Listening Notes: Iceage, The Housemartins, Dave Alvin
Iceage - New Brigade
I don't envy the young their certainty that what they have to communicate is vitally important. If these young men didn't believe, they wouldn't be making music. Of course, I'm much too old to figure out what it is they believe in, and I'm not sure I want to know. If they had hooks to go with their drive, I might be inclined to make the effort.
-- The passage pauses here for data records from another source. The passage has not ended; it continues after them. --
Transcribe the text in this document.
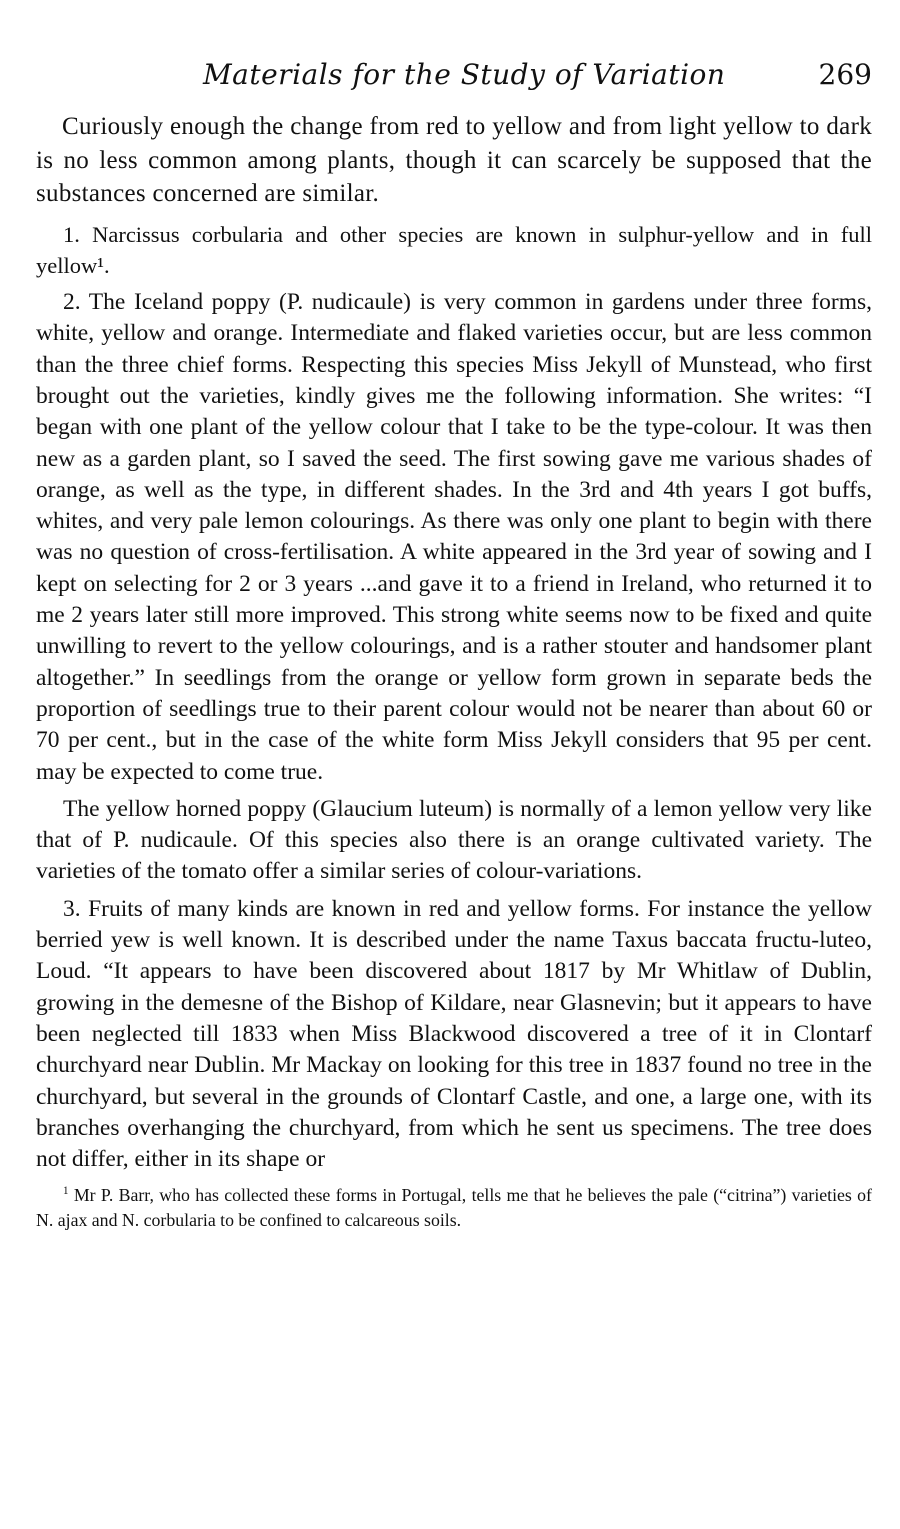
Materials for the Study of Variation	269

Curiously enough the change from red to yellow and from light yellow to dark is no less common among plants, though it can scarcely be supposed that the substances concerned are similar.

1. Narcissus corbularia and other species are known in sulphur-yellow and in full yellow¹.

2. The Iceland poppy (P. nudicaule) is very common in gardens under three forms, white, yellow and orange. Intermediate and flaked varieties occur, but are less common than the three chief forms. Respecting this species Miss Jekyll of Munstead, who first brought out the varieties, kindly gives me the following information. She writes: “I began with one plant of the yellow colour that I take to be the type-colour. It was then new as a garden plant, so I saved the seed. The first sowing gave me various shades of orange, as well as the type, in different shades. In the 3rd and 4th years I got buffs, whites, and very pale lemon colourings. As there was only one plant to begin with there was no question of cross-fertilisation. A white appeared in the 3rd year of sowing and I kept on selecting for 2 or 3 years ...and gave it to a friend in Ireland, who returned it to me 2 years later still more improved. This strong white seems now to be fixed and quite unwilling to revert to the yellow colourings, and is a rather stouter and handsomer plant altogether.” In seedlings from the orange or yellow form grown in separate beds the proportion of seedlings true to their parent colour would not be nearer than about 60 or 70 per cent., but in the case of the white form Miss Jekyll considers that 95 per cent. may be expected to come true.

The yellow horned poppy (Glaucium luteum) is normally of a lemon yellow very like that of P. nudicaule. Of this species also there is an orange cultivated variety. The varieties of the tomato offer a similar series of colour-variations.

3. Fruits of many kinds are known in red and yellow forms. For instance the yellow berried yew is well known. It is described under the name Taxus baccata fructu-luteo, Loud. “It appears to have been discovered about 1817 by Mr Whitlaw of Dublin, growing in the demesne of the Bishop of Kildare, near Glasnevin; but it appears to have been neglected till 1833 when Miss Blackwood discovered a tree of it in Clontarf churchyard near Dublin. Mr Mackay on looking for this tree in 1837 found no tree in the churchyard, but several in the grounds of Clontarf Castle, and one, a large one, with its branches overhanging the churchyard, from which he sent us specimens. The tree does not differ, either in its shape or

$^1$ Mr P. Barr, who has collected these forms in Portugal, tells me that he believes the pale (“citrina”) varieties of N. ajax and N. corbularia to be confined to calcareous soils.
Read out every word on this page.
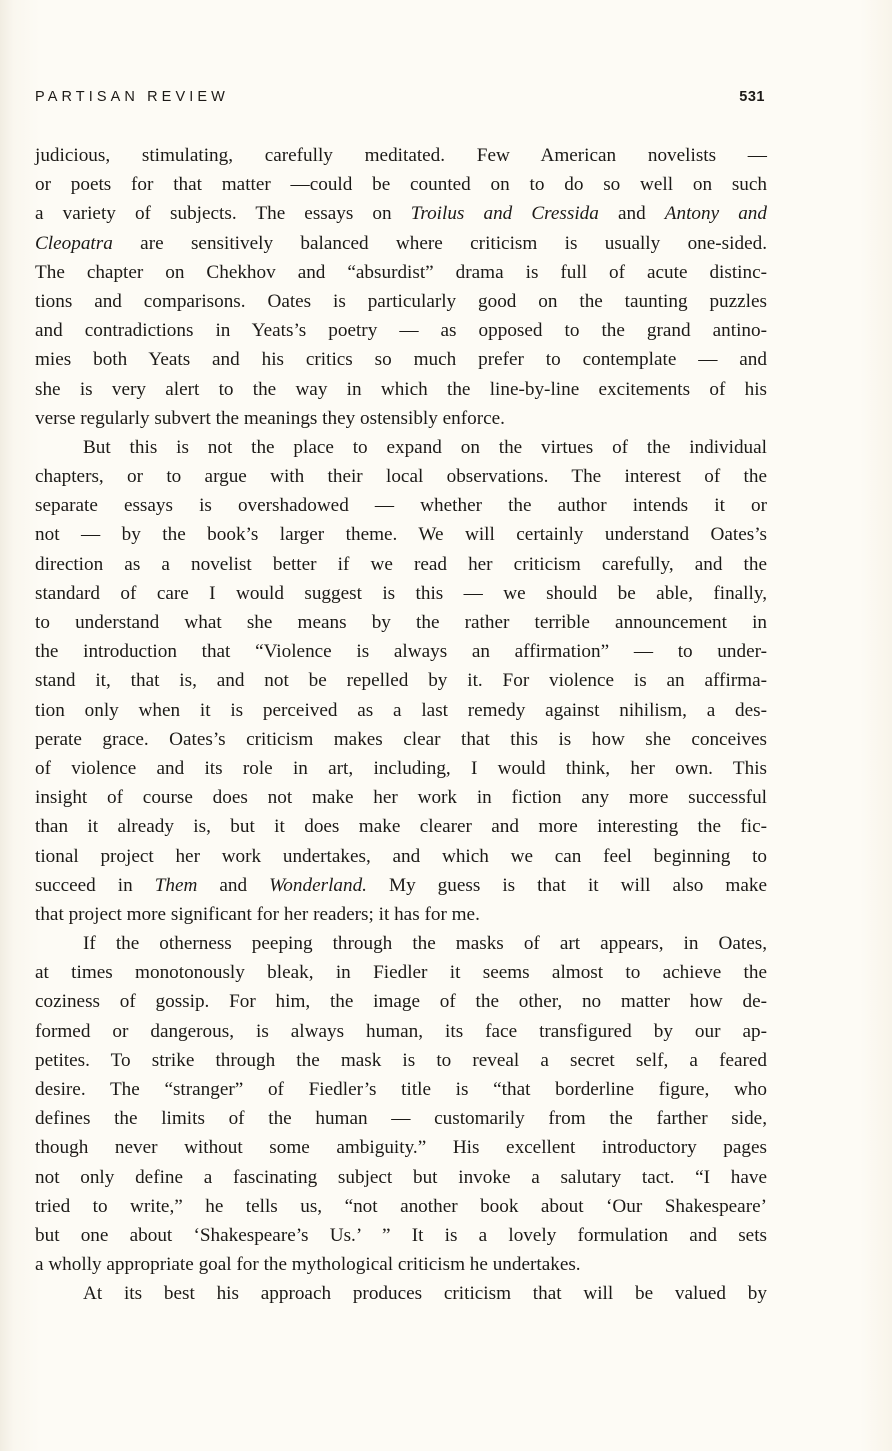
PARTISAN REVIEW	531
judicious, stimulating, carefully meditated. Few American novelists —
or poets for that matter —could be counted on to do so well on such
a variety of subjects. The essays on Troilus and Cressida and Antony and
Cleopatra are sensitively balanced where criticism is usually one-sided.
The chapter on Chekhov and “absurdist” drama is full of acute distinc-
tions and comparisons. Oates is particularly good on the taunting puzzles
and contradictions in Yeats’s poetry — as opposed to the grand antino-
mies both Yeats and his critics so much prefer to contemplate — and
she is very alert to the way in which the line-by-line excitements of his
verse regularly subvert the meanings they ostensibly enforce.
But this is not the place to expand on the virtues of the individual
chapters, or to argue with their local observations. The interest of the
separate essays is overshadowed — whether the author intends it or
not — by the book’s larger theme. We will certainly understand Oates’s
direction as a novelist better if we read her criticism carefully, and the
standard of care I would suggest is this — we should be able, finally,
to understand what she means by the rather terrible announcement in
the introduction that “Violence is always an affirmation” — to under-
stand it, that is, and not be repelled by it. For violence is an affirma-
tion only when it is perceived as a last remedy against nihilism, a des-
perate grace. Oates’s criticism makes clear that this is how she conceives
of violence and its role in art, including, I would think, her own. This
insight of course does not make her work in fiction any more successful
than it already is, but it does make clearer and more interesting the fic-
tional project her work undertakes, and which we can feel beginning to
succeed in Them and Wonderland. My guess is that it will also make
that project more significant for her readers; it has for me.
If the otherness peeping through the masks of art appears, in Oates,
at times monotonously bleak, in Fiedler it seems almost to achieve the
coziness of gossip. For him, the image of the other, no matter how de-
formed or dangerous, is always human, its face transfigured by our ap-
petites. To strike through the mask is to reveal a secret self, a feared
desire. The “stranger” of Fiedler’s title is “that borderline figure, who
defines the limits of the human — customarily from the farther side,
though never without some ambiguity.” His excellent introductory pages
not only define a fascinating subject but invoke a salutary tact. “I have
tried to write,” he tells us, “not another book about ‘Our Shakespeare’
but one about ‘Shakespeare’s Us.’ ” It is a lovely formulation and sets
a wholly appropriate goal for the mythological criticism he undertakes.
At its best his approach produces criticism that will be valued by
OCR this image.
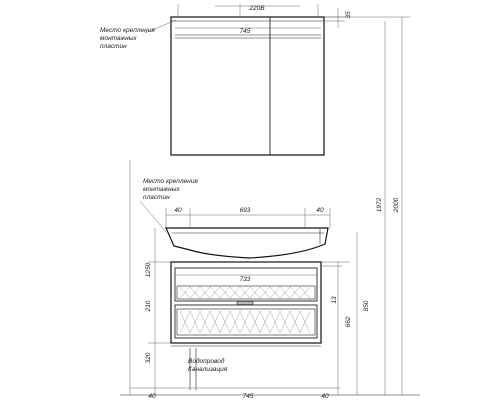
220В
745
35
Место крепления
монтажных
пластин
Место крепления
монтажных
пластин
40	693	40
733
1250
210
320
13
662
850
1972 2000
Водопровод
Канализация
40	745	40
The Housemartins - London 0 Hull 4
The first time I heard them, not quite 25 years ago, I stupidly dismissed them as a cross between the Smiths and the Style Council. Now I think that's not a bad shorthand, albeit much better than either band. What is apparent 25 years on is that they were the vision of a young musical purist who stopped listening to new music in 1980. There's a let's-have-fun-in-the-studio-pretend-rap on the deluxe reissue that makes me cringe. I love some of the Beautiful South records, but the visionary in the Housemartins wound up being the replacement bass player.
Dave Alvin - Eleven Eleven
I hated this album the first time I heard it. Alvin sounded like a drunk at the end of a bar, you know, the kind that won't shut up. His lyrics used to have short lines; now they go on forever. I don't hate it so much now. It will probably sound fine when I stop comparing it to the old Blasters records.